The acquisition between Lordstown Motors and DiamondPeak is expected to close during the fourth quarter and would be listed on the NASDAQ under the new ticker symbol “RIDE.”
Lordstown Motors is in the process of building its first product, the Endurance, an all-electric pickup truck that would first target fleet customers and then evolve into the consumer market.
The company purchased the former General Motors Lordstown plant in November 2019, which was idled in March of that year after GM ceased production of the Chevrolet Cruze. GM tendered a $40 million line of credit to the startup company so it could purchase and begin retooling the giant facility.
In August, DiamondPeak said it had raised $675 million to initially fund the operation, boosting the value of Lordstown Motors to approximately $1.6 billion in pro forma equity.

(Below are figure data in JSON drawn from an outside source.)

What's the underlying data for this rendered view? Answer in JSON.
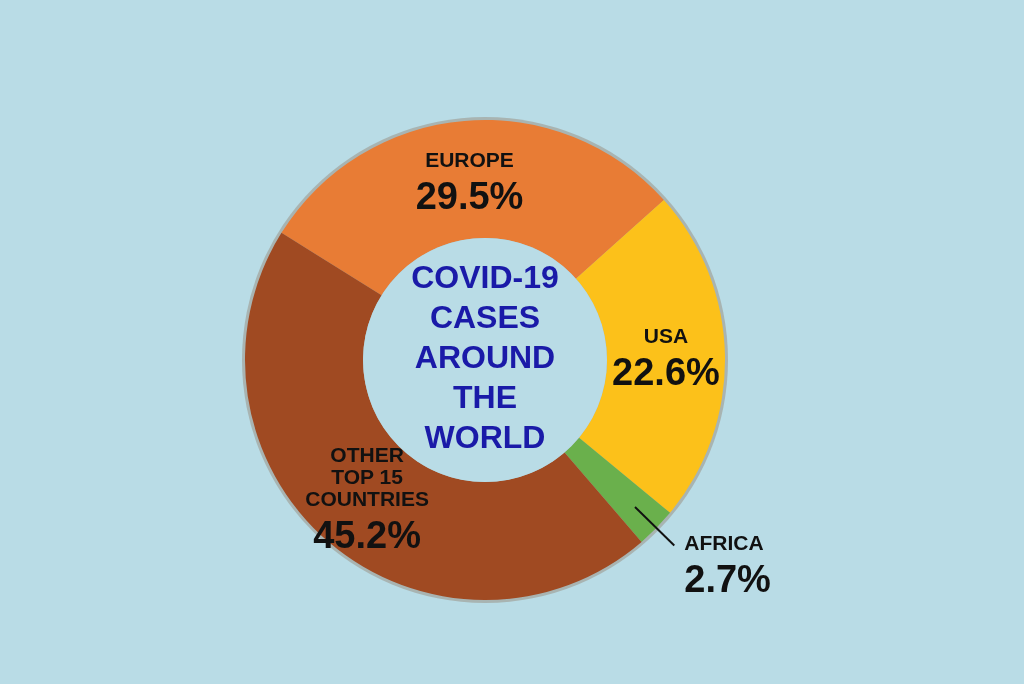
{
  "chart_data": {
    "type": "donut",
    "title": "COVID-19 CASES AROUND THE WORLD",
    "categories": [
      "EUROPE",
      "USA",
      "AFRICA",
      "OTHER TOP 15 COUNTRIES"
    ],
    "values": [
      29.5,
      22.6,
      2.7,
      45.2
    ],
    "value_labels": [
      "29.5%",
      "22.6%",
      "2.7%",
      "45.2%"
    ],
    "colors": [
      "#e87c35",
      "#fcc11a",
      "#6ab04c",
      "#a04a22"
    ]
  }
}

GM contributed $75 million to the effort, which included its credit toward the purchase of the plant.
Glinn said there’s plenty of speculation in the market right now, but the electrical vehicle space is attracting a lot of attention.
“There’s one company, Tesla, but there are other companies trying to get their foot in the door,” Glinn said.

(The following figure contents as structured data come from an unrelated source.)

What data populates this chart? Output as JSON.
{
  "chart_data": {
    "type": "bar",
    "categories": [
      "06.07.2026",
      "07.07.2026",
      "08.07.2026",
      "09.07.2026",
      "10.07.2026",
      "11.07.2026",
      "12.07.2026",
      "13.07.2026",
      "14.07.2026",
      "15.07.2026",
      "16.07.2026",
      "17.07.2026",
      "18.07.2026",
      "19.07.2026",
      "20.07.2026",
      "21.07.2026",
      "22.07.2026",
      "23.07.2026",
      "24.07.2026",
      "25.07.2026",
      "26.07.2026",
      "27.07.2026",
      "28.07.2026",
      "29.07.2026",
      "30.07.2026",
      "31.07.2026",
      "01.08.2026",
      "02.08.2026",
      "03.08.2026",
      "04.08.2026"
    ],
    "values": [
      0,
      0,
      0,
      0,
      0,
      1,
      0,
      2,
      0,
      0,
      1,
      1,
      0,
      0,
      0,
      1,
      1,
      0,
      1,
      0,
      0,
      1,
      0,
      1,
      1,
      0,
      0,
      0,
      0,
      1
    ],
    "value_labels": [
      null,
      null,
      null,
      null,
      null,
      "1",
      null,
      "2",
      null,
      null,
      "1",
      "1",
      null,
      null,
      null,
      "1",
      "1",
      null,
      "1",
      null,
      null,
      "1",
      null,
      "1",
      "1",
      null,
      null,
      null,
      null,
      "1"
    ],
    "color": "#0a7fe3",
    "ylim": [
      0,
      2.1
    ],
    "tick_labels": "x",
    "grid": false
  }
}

Nikola, for example, signed on with a SPAC and recently announced a major investment deal with GM worth $2 billion. Other EV companies such as Fisker have opted to go public through a SPAC. Shares of Spartan Energy Acquisition, which secured Fisker, soared 14.5% Monday.
Meanwhile, CNBC reported Monday on a report by Hindenburg Research, released last week, entitled “Nikola: How to Parlay an Ocean of Lies into a Partnership with the Largest Auto OEM in America.”
GM responded late Monday, stating the automaker had conducted “appropriate diligence,” according to CNBS.
What’s interesting is that these newcomers – including Lordstown Motors – have yet to produce a single product for the market. Lordstown Motors in June unveiled its prototype in a ceremony at the plant that included Vice President Mike Pence.
Glinn noted that investors could be taking to Lordstown because the startup has several advantages that others do not.
“They have a plant and the capacity to meet production,” he said. “Some of their competitors don’t even have that.”
The lure of the EV market is also consistent with the broader appeal to the technology sector in general, Glinn said.
“The EV market is flashy and sexy in the tech space,” he said.